Once the user has tabbed to the group of radio buttons (assuming focus sits on the selected one), the user moves to the next ones using arrow keys. Then select one using spacebar.

Edit: here I found a demo form:

Found one with unchecked radios:

thank u for yr response…

one thing I just discovered: that radio button that is selected by default, yes I can tab to it (and in fact when a radio btn is selected, and u start tabbing, the FIRST element that gains focus is that selected radio button…) however: I cannot de-select it by hitting the space bar, that’s a bit of a bummer…

(but it does get de-selected when u hit the ‘right’ arrow in keyboard, as that not only moves u to next radio button, but selects it also…:wink:

at any rate you guys have been very helpful… thank you very much…

Radio buttons (the group) shouldn’t really be ALL unchecked anyway the whole idea of the radio button is an option must be selected. Even if you have a default “start” position of the checked button of effectively ‘none of the above’.

yes, but wait a minute… user should have the option to select a different button from the one that’s selected by default, no?? (also if they select a btn themselves they should be able to change their minds, yes??? :wink: I guess what you’re saying is at least one button must be selected… I’m just saying it should be easy for the user to chg which button is selected; thanks to all the help I’ve gotten from you guys I learned only way to do this w/the keyboard is to use arrow keys (but I wonder how many users know that…;~) again, thank u very much…

user should have the option to select a different button from the one that’s selected by default, no??

The way radios work, you unselect something by choosing another instead.

You ever wonder why they’re called “radio buttons”?

Long ago, cars had radios with a few “preset” buttons. It wasn’t possible to turn on the radio without having a station selected: you can’t have a radio that’s on that doesn’t spit out some frequency from the speakers, even if there’s nothing being broadcast on that frequency.

The way these buttons were supposed to work was, you pushed in the one you wanted (and you could set what they referred to). Whichever one had been pressed before that, got popped out. So, at all times, one and only one button was always pressed, and you always had one button pressed.

Now I’ll reveal my age to say, as a kid I discovered you could kinda manage to push one button in just enough to make the other one pop out, without pushing completely down, giving you this:

But that’s not the manufactured intent.

If you want users to be able to leave everything unselected, or if you want that they can select more than one thing, then you want checkboxes.

But with a radio, play around more with them. You’ll see how they work. You don’t have to “unselect” one option in order to choose another: simply choosing one automatically “unchooses” the other one.

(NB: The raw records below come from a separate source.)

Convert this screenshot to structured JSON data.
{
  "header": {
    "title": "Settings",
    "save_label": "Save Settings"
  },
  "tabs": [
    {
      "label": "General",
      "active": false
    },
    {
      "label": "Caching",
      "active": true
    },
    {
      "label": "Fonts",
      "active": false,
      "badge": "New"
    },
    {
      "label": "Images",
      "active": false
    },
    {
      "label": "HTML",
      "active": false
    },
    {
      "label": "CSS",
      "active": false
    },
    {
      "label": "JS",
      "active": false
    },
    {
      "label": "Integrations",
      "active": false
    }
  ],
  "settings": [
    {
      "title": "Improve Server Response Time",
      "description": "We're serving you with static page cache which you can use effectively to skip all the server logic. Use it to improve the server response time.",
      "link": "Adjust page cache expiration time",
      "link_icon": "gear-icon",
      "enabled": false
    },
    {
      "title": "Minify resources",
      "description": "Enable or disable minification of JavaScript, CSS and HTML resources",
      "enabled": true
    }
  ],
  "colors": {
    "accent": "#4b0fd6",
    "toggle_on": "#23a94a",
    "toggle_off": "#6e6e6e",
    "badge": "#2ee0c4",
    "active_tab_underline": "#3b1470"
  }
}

I learned only way to do this w/the keyboard is to use arrow keys (but I wonder how many users know that…;~) again, thank u very much…

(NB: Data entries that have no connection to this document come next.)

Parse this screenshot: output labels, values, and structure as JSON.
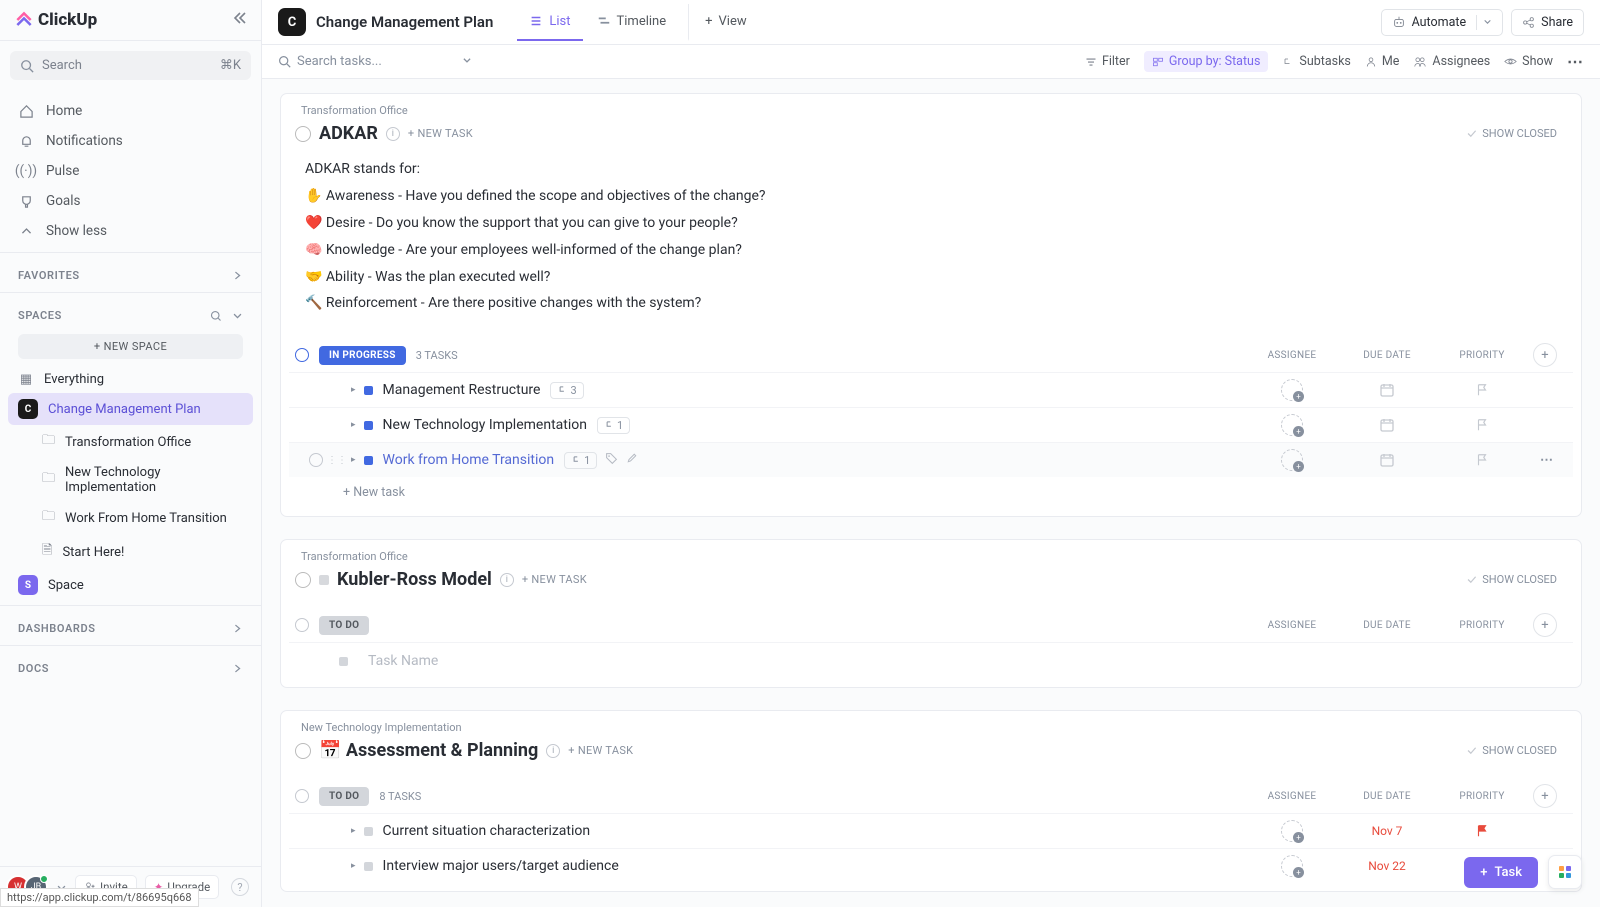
{
  "logo": "ClickUp",
  "sidebar": {
    "search": "Search",
    "shortcut": "⌘K",
    "nav": [
      "Home",
      "Notifications",
      "Pulse",
      "Goals",
      "Show less"
    ],
    "favorites": "FAVORITES",
    "spaces": "SPACES",
    "new_space": "+  NEW SPACE",
    "tree": {
      "everything": "Everything",
      "cmp": "Change Management Plan",
      "folders": [
        "Transformation Office",
        "New Technology Implementation",
        "Work From Home Transition"
      ],
      "start": "Start Here!",
      "space": "Space"
    },
    "dashboards": "DASHBOARDS",
    "docs": "DOCS",
    "invite": "Invite",
    "upgrade": "Upgrade"
  },
  "header": {
    "avatar": "C",
    "title": "Change Management Plan",
    "tabs": {
      "list": "List",
      "timeline": "Timeline",
      "view": "View"
    },
    "automate": "Automate",
    "share": "Share"
  },
  "filters": {
    "search": "Search tasks...",
    "filter": "Filter",
    "group": "Group by: Status",
    "subtasks": "Subtasks",
    "me": "Me",
    "assignees": "Assignees",
    "show": "Show"
  },
  "cols": {
    "assignee": "ASSIGNEE",
    "due": "DUE DATE",
    "priority": "PRIORITY"
  },
  "sections": [
    {
      "crumb": "Transformation Office",
      "title": "ADKAR",
      "new_task": "+ NEW TASK",
      "show_closed": "SHOW CLOSED",
      "desc": [
        "ADKAR stands for:",
        "✋ Awareness - Have you defined the scope and objectives of the change?",
        "❤️ Desire - Do you know the support that you can give to your people?",
        "🧠 Knowledge - Are your employees well-informed of the change plan?",
        "🤝 Ability - Was the plan executed well?",
        "🔨 Reinforcement - Are there positive changes with the system?"
      ],
      "groups": [
        {
          "status": "IN PROGRESS",
          "type": "progress",
          "count": "3 TASKS",
          "tasks": [
            {
              "name": "Management Restructure",
              "sub": "3",
              "hover": false
            },
            {
              "name": "New Technology Implementation",
              "sub": "1",
              "hover": false
            },
            {
              "name": "Work from Home Transition",
              "sub": "1",
              "hover": true,
              "link": true
            }
          ],
          "new_task": "+ New task"
        }
      ]
    },
    {
      "crumb": "Transformation Office",
      "title": "Kubler-Ross Model",
      "new_task": "+ NEW TASK",
      "show_closed": "SHOW CLOSED",
      "show_disc": true,
      "groups": [
        {
          "status": "TO DO",
          "type": "todo",
          "count": "",
          "placeholder": "Task Name"
        }
      ]
    },
    {
      "crumb": "New Technology Implementation",
      "title": "Assessment & Planning",
      "emoji": "📅",
      "new_task": "+ NEW TASK",
      "show_closed": "SHOW CLOSED",
      "groups": [
        {
          "status": "TO DO",
          "type": "todo",
          "count": "8 TASKS",
          "tasks": [
            {
              "name": "Current situation characterization",
              "due": "Nov 7",
              "flag": "red"
            },
            {
              "name": "Interview major users/target audience",
              "due": "Nov 22"
            }
          ]
        }
      ]
    }
  ],
  "fab": {
    "task": "Task"
  },
  "status_url": "https://app.clickup.com/t/86695q668"
}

Don’t worry, most people who are using keyboard either use it because they like to use it, or because they have to. So they’ve already gone through this and figured out how it works : ) While I’m always trying to be aware of possible new users to computers and interfaces, frankly you can’t build something simple that works if you don’t at least assume the users have a basic amount of knowledge. When building for keyboard, assume keyboarders know basic keyboard commands.

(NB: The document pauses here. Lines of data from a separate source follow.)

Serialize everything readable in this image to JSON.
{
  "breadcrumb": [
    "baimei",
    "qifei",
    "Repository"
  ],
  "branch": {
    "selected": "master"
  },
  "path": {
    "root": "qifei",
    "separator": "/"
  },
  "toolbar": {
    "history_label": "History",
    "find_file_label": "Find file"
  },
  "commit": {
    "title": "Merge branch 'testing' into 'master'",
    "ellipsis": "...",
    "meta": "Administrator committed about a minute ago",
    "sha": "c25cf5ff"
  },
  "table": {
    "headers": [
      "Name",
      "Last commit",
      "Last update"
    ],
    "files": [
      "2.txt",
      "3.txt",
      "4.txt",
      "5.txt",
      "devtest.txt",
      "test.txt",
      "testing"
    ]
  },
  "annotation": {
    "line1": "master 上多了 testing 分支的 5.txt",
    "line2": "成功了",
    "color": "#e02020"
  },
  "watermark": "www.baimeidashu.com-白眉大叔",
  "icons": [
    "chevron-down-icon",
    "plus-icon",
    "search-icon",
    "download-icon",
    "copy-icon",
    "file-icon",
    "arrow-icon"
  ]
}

But… don’t assume they know you have things like a set tab order or access keys, because tab order is not common enough to be expected (that is, most people would assume visual order or source order) and access keys are not discoverable (the browser doesn’t announce “HEY this site has accesskeys!” and only Opera will even show the list to you).

Like the Poes said, as a kitten there always had to be one button selected; unless she used both her paws to trick and tamper the radio buttons to only half spring - I have done similar in my youth.

As I mentioned even if you built in a redundant starting place-holder radio button; one of the group of buttons should have a default checked status. There should never be a case where a group of buttons doesn’t have; one and only one checked.

There is, use check boxes instead of radio buttons (:.

Those who need to know that will know that, if you see what I mean.